I think "convention over configuration" is a good operating principle here.
Supporting flexibility in directory layouts would be a misfeature.

Complicated build code is technical debt and a barrier to contribution.  It is
often appropriate to take on some debt when evolving a codebase quickly and
when final solutions are not clear, but hopefully we can pay down that debt
eventually.

> It's probably a good idea to move the test code into a separate directory
> regardless of the issue above. Marvin suggested to name it "test". The only
> problem I can see is that this directory must be moved into the host
> language subdirectory when bundling host language distributions like CPAN
> tarballs. "test" is a pretty generic name that might cause clashes, but the
> same is true for "core".

That's a solvable problem: we just rename such dirs when moving them to the
host language distro.  Then we can find the dirs using logic like this:

    my $CFCORE = -d "cfcore" ? "cfcore" : "../core";
    my $CFTEST = -d "cftest" ? "cftest" : "../test";

Marvin Humphrey

Re: [lucy-dev] Separate binaries for test suites

Posted by Nick Wellnhofer <we...@aevum.de>.
On 01/06/2016 17:04, Nick Wellnhofer wrote:
> On 26/05/2016 04:12, Marvin Humphrey wrote:
>> With Python distutils as with Perl's Module::Build, it is at least
>> theoretically possible to provide a list of object files to be linked into the
>> host extension.
>
> I'm leaning towards the "list of object files" approach for the Perl bindings.
> Unless static libraries are really used as intended, they seem to create more
> problems than they solve.

I submitted a new pull request the makes the Perl bindings use "make" to build 
the core object files.

Some open questions:

Do we want the tests in a separate binary, or do we want a second binary 
containing both core and test code? The latter allows to integrate the test 
code more tightly, the former requires to make some test-only symbols visible. 
An advanced solution would even allow both approaches.

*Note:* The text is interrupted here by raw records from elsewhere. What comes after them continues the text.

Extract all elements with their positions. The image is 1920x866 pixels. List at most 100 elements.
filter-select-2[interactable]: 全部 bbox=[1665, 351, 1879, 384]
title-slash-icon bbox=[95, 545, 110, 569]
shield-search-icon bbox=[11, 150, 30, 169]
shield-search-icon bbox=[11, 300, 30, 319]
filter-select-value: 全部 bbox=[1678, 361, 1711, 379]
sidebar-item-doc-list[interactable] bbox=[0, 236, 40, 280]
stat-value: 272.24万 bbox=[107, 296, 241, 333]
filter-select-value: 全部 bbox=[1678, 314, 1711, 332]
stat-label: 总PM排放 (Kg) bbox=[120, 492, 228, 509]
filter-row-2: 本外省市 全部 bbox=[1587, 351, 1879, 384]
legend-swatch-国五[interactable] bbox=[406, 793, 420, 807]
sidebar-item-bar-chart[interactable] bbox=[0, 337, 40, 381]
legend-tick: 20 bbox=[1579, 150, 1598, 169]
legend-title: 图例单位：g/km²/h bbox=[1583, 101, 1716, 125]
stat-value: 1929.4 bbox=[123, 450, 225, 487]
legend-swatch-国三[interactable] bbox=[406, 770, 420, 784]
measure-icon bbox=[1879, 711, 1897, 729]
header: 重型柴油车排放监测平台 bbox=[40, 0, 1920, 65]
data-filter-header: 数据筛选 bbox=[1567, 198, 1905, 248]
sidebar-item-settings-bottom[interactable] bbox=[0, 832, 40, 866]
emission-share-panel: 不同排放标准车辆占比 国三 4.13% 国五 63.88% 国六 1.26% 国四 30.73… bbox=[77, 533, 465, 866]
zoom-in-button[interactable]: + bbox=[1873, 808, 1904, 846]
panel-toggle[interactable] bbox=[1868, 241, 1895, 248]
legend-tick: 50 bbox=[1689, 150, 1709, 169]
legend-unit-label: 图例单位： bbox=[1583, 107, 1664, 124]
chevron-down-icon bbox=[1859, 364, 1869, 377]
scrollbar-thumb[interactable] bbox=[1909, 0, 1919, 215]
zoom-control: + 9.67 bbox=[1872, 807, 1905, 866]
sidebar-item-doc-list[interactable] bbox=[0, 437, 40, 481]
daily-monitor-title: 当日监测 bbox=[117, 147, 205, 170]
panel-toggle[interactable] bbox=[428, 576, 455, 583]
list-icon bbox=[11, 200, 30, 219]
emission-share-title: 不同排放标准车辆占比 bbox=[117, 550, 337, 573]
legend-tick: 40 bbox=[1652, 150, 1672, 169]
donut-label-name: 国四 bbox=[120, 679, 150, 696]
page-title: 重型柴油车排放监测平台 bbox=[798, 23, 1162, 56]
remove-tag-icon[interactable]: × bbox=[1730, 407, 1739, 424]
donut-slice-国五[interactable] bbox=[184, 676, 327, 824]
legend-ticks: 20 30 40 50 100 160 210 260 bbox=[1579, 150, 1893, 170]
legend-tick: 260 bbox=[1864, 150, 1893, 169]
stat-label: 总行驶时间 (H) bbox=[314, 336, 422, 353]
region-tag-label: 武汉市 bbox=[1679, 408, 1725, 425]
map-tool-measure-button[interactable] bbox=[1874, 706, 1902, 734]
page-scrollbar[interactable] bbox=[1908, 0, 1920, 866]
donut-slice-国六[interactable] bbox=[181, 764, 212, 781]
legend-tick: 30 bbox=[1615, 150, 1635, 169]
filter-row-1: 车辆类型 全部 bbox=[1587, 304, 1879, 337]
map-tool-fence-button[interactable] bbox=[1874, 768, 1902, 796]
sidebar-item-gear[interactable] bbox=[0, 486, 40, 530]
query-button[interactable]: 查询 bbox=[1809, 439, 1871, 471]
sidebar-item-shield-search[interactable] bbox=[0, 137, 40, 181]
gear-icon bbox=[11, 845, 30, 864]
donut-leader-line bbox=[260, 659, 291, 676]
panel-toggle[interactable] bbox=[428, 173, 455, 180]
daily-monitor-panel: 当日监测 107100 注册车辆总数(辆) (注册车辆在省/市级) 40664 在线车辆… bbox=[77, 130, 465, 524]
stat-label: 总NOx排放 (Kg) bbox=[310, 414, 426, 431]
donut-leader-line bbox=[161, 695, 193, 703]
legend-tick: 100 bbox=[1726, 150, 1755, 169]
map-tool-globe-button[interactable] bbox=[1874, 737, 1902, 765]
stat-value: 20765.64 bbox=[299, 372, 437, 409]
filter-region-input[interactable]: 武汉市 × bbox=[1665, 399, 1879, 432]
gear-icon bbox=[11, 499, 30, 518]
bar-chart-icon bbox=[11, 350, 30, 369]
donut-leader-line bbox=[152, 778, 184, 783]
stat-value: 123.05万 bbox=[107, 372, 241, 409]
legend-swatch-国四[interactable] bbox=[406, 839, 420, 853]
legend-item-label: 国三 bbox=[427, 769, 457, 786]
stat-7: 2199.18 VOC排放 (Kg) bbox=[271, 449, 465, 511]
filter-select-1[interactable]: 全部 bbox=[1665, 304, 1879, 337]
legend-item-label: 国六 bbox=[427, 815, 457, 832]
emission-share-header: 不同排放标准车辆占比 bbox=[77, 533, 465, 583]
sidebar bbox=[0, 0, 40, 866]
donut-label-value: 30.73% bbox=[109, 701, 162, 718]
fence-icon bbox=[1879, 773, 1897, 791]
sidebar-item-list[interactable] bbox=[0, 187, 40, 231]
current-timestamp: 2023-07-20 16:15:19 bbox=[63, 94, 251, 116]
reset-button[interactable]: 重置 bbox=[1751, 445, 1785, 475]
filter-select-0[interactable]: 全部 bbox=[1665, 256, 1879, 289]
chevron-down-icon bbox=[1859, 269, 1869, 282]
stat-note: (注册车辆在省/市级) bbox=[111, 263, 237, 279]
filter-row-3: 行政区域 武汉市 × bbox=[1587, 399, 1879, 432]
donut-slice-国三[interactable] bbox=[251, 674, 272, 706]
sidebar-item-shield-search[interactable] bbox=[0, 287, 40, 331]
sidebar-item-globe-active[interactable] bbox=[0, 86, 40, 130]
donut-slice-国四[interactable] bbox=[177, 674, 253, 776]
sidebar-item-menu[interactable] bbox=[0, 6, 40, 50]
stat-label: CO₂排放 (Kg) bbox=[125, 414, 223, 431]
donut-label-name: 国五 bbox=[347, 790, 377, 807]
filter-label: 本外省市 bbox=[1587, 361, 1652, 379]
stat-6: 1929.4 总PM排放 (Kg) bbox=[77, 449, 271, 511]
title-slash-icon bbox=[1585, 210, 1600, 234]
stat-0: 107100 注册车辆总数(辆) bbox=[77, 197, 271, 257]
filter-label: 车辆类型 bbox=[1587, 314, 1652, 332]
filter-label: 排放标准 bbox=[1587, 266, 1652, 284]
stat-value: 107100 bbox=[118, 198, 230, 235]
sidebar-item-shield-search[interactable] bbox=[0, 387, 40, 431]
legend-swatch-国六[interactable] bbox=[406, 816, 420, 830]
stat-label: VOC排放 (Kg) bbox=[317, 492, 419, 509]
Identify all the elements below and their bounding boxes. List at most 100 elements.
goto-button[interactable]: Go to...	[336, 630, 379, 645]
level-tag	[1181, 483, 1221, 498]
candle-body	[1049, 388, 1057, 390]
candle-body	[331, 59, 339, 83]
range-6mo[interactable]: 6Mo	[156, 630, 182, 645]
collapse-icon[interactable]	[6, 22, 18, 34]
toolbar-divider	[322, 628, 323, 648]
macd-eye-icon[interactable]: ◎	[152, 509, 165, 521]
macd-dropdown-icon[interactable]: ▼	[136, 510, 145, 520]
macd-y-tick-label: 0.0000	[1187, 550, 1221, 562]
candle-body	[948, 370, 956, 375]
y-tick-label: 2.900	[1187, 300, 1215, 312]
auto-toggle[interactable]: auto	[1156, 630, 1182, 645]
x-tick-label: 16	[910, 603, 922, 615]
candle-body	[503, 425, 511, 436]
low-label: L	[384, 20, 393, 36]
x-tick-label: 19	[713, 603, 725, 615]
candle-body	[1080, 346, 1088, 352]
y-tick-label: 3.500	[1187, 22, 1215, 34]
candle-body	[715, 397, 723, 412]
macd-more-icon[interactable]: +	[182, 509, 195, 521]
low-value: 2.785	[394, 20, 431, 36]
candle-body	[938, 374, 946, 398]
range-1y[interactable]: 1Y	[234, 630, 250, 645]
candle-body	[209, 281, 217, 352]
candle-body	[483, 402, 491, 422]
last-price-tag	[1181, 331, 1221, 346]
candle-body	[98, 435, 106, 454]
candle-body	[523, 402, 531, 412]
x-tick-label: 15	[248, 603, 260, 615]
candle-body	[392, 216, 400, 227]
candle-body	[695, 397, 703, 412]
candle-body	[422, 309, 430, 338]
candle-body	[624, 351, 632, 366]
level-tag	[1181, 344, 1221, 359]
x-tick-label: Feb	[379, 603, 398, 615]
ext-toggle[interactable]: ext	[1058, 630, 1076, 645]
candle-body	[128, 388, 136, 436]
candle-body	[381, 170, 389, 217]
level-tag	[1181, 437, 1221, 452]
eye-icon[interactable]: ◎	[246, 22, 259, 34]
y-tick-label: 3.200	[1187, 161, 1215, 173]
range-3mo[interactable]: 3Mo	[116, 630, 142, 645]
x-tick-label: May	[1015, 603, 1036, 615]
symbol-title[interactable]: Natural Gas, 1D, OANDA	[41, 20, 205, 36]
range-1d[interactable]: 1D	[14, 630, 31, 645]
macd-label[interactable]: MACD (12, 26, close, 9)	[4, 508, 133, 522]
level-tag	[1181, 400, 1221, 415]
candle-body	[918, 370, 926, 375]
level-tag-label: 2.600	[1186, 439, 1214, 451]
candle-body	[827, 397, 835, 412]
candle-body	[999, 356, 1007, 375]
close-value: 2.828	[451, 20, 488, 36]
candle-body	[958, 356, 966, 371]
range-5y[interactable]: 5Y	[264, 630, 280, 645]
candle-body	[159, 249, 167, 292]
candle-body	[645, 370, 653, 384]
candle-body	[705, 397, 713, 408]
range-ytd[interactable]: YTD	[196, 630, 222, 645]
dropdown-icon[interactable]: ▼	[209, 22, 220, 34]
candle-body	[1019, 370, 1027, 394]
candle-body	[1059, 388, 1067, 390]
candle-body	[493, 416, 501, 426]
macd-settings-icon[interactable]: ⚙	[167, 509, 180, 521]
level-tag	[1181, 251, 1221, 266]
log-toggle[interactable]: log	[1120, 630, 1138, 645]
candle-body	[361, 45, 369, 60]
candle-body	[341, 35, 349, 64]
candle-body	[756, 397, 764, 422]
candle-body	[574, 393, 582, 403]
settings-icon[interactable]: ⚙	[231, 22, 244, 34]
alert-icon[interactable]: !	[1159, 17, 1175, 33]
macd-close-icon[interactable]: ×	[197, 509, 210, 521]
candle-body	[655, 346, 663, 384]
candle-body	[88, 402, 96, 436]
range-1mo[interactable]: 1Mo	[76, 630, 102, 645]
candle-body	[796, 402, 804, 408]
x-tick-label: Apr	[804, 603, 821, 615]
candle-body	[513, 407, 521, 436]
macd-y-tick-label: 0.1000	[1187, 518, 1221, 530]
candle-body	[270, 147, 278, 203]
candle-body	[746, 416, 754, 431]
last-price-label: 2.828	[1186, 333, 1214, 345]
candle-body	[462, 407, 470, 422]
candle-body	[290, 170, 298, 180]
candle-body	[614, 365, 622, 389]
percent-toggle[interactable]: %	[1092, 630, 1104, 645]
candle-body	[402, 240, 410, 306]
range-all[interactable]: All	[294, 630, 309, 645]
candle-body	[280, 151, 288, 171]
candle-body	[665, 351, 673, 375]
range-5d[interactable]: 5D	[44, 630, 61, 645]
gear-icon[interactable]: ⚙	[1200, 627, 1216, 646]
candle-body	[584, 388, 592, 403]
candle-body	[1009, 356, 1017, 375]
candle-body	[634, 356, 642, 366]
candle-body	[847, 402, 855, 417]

Currently, we pass parcel privacy defines like CFP_CFISH as command-line 
arguments to the compiler. If we start to build separate binaries, this 
requires to put the test code in a separate directory and use special Makefile 
rules that add some per-directory flags. I think this can be done in a 
cross-platform way but it's a little complicated. Another approach is to move 
the #defines directly into the source files. This is more flexible with regard 
to directory layout, but less flexible when changing configurations. Different 
host languages might even need different settings.

It's probably a good idea to move the test code into a separate directory 
regardless of the issue above. Marvin suggested to name it "test". The only 
problem I can see is that this directory must be moved into the host language 
subdirectory when bundling host language distributions like CPAN tarballs. 
"test" is a pretty generic name that might cause clashes, but the same is true 
for "core".

Nick